Commentaire de la continuité sublime – page 6

[Les états]

47.
[Les états] impur, à la fois pur et impur, et parfaitement pur,
Sont appelés dans l’ordre
Êtres ordinaires, bodhisattvas,
Et Tathagata.

Qu’est-il montré dans cette stance ?

48.
L’élément résumé par
Les six points précédents,
Est présenté au moyen de trois noms
Correspondant aux trois états.

L’élément non souillé décrit en détail par le Victorieux transcendant dans de nombreux écrits est ici résumé en six points : essence, cause, fruit, activité, dotation et manifestation. Ses trois états devront être connus respectivement par l’enseignement de trois noms :

-En l’état impur, il est nommé « élément des vivants »

-En l’état à la fois pur et impur, il est nommé « bodhisattva »

-En l’état parfaitement pur, il est nommé « Tathagata »

Le Bienheureux a dit [dans L’enseignement de la non-diminution et non augmentation]:

Shariputra ! Ce corps de réalité recouvert par myriades des enveloppes des passions, emporté par le flux du cycle des existences -le cycle sans commencement ni fin des naissances et des morts et des destinées- est appelé « élément des vivants ».
Shariputra ! Ce corps de réalité lassé des souffrances de la continuité du cycle, détaché de tous les objets du désir, pratiquant pour l’éveil les quatre vingt quatre mille enseignements du Dharma que résument les dix perfections, est appelé « bodhisattva ».

Shariputra ! Ce corps de réalité entièrement libéré de toutes les enveloppes des passions, ayant transcendé toute souffrance, libéré de toutes les impuretés des perturbations secondaires, demeurant dans la vraie nature de complète pureté, dans la suprême pureté, établi sur les terres qui devraient être vues par tous les êtres, ayant acquis la puissance d’un grand être au-delà de la dualité de tous les niveaux de connaissance, muni de qualités sans voiles et du pouvoir du Puissant qui sans obstacles contrôle tous les phénomènes, est le « Tathagata », « l’Arhat », « le parfait et complet Bouddha ».
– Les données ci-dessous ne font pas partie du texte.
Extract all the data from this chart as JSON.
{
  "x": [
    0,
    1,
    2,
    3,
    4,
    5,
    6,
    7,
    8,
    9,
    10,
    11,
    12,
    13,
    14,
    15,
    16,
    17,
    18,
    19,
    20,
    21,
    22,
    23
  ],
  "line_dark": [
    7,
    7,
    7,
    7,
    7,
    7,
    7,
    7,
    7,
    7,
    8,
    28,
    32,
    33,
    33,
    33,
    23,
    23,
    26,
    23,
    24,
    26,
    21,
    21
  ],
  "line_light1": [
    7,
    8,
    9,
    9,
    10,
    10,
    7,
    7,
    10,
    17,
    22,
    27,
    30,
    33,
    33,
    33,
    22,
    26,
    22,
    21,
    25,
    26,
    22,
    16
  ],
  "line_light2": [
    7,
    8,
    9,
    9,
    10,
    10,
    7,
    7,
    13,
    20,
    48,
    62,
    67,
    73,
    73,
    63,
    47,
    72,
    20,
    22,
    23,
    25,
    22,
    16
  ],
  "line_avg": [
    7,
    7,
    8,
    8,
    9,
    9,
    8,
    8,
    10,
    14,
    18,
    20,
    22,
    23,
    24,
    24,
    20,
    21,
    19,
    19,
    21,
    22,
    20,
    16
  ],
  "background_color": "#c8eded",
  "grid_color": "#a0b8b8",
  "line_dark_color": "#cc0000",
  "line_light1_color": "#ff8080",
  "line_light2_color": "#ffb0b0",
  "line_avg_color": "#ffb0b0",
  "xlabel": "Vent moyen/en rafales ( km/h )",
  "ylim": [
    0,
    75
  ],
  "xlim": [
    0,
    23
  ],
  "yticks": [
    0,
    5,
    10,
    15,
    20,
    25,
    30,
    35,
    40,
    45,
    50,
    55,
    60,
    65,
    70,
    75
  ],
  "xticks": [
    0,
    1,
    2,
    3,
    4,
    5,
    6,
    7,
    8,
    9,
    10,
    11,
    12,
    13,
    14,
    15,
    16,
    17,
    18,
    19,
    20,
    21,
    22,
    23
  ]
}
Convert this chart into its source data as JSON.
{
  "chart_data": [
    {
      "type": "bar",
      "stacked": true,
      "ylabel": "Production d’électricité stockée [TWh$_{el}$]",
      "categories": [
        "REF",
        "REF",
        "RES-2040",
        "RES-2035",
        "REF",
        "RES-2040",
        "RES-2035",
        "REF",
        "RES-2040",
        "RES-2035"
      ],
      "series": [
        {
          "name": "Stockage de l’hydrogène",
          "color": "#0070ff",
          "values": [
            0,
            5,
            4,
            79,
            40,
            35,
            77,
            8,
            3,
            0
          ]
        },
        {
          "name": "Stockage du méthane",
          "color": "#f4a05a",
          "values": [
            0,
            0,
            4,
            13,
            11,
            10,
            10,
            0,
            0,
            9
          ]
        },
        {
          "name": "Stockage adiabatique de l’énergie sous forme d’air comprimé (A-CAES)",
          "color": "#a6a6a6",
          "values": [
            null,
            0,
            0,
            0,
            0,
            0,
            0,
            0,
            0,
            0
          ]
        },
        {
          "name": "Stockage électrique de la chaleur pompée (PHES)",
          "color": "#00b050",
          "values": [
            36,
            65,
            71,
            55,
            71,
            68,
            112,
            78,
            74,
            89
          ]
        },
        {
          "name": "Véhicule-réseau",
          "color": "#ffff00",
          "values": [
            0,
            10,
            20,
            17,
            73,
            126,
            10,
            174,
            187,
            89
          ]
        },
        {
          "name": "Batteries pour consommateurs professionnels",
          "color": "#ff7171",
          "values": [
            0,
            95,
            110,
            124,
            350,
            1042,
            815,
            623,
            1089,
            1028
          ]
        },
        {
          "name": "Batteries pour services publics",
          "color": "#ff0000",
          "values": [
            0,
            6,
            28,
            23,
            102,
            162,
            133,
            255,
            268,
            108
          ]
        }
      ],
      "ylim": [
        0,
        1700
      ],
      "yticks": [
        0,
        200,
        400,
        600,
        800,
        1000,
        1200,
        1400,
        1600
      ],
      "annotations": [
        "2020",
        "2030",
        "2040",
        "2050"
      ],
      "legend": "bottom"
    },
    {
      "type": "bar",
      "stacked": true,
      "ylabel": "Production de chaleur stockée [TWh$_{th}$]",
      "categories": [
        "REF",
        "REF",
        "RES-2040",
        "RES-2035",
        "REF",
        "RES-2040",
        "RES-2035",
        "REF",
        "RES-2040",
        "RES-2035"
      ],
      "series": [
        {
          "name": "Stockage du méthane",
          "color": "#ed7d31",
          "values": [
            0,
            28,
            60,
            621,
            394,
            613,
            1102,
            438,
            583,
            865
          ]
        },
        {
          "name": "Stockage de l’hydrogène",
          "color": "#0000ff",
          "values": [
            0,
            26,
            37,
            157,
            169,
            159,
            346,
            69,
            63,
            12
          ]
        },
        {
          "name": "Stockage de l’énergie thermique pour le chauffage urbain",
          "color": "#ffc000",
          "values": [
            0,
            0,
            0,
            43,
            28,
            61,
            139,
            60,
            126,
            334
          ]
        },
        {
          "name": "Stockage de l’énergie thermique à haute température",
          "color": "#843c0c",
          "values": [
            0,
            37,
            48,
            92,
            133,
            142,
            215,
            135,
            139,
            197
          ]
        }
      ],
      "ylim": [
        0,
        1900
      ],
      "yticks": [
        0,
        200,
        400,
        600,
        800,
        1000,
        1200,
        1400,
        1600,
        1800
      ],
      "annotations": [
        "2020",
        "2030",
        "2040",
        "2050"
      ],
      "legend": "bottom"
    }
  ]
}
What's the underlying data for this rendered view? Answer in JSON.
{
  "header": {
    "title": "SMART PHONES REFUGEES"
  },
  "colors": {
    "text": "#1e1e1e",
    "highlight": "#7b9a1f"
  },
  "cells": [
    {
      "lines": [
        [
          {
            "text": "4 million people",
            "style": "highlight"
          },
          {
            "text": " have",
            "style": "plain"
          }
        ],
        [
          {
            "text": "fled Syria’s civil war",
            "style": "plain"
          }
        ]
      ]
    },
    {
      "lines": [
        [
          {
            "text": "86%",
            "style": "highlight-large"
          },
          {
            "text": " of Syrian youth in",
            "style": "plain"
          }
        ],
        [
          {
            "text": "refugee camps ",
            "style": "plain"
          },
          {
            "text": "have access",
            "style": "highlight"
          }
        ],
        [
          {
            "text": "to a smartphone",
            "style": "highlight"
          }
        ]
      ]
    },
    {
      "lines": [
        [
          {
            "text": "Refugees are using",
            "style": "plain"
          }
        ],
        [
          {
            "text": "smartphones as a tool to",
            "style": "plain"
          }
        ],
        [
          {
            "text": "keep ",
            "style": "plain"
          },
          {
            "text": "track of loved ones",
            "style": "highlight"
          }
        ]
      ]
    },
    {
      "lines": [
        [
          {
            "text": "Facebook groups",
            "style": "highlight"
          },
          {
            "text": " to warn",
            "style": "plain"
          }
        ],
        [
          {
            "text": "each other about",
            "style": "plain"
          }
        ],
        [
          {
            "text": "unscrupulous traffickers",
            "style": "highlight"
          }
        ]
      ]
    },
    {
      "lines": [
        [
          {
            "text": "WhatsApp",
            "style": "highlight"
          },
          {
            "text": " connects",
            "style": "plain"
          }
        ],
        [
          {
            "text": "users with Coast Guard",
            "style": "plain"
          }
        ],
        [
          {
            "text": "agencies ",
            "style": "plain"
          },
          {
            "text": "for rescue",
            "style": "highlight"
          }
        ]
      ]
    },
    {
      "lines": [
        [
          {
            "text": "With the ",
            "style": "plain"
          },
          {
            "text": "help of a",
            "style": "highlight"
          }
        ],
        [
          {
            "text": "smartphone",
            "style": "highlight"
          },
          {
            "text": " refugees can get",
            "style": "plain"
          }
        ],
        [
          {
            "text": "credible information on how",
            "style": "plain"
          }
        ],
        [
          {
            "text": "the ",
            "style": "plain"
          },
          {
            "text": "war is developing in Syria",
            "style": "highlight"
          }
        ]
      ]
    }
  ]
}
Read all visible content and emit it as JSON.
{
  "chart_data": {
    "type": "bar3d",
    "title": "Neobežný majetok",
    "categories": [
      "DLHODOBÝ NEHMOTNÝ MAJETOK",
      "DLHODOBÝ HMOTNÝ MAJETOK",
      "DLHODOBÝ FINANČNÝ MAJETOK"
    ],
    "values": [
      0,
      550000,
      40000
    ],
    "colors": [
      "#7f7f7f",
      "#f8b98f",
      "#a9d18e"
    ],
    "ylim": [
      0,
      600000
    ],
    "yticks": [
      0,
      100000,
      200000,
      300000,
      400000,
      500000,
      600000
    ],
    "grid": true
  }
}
Ensuite, nous avons une stance sur le thème de l’omniprésence de l’élément spirituel, dans des trois états.

[L’omniprésence]

49.
Tout comme l’espace est par nature
Omniprésence sans pensées,
La nature de l’esprit – immensité immaculée –
Est présente en tous lieux.

Qu’est-il montré dans cette stance ?

50.
Ses caractéristiques universelles imprègnent les défauts,
Les qualités et l’ultime,
Tout comme l’espace pénètre tous les aspects des formes,
Inférieures, moyennes ou sublimes.

Puisque la nature non conceptuelle de l’esprit est la caractéristique universelle des êtres ordinaires, des nobles et des parfaits et complets bouddhas, elle est indifférenciée, permanente et identique dans les trois états qu’elle imprègne, caractérisés par les fautes, les qualités ou l’ultime perfection des qualités, tel l’espace [pénétrant] un récipient de terre, de cuivre ou d’or, respectivement.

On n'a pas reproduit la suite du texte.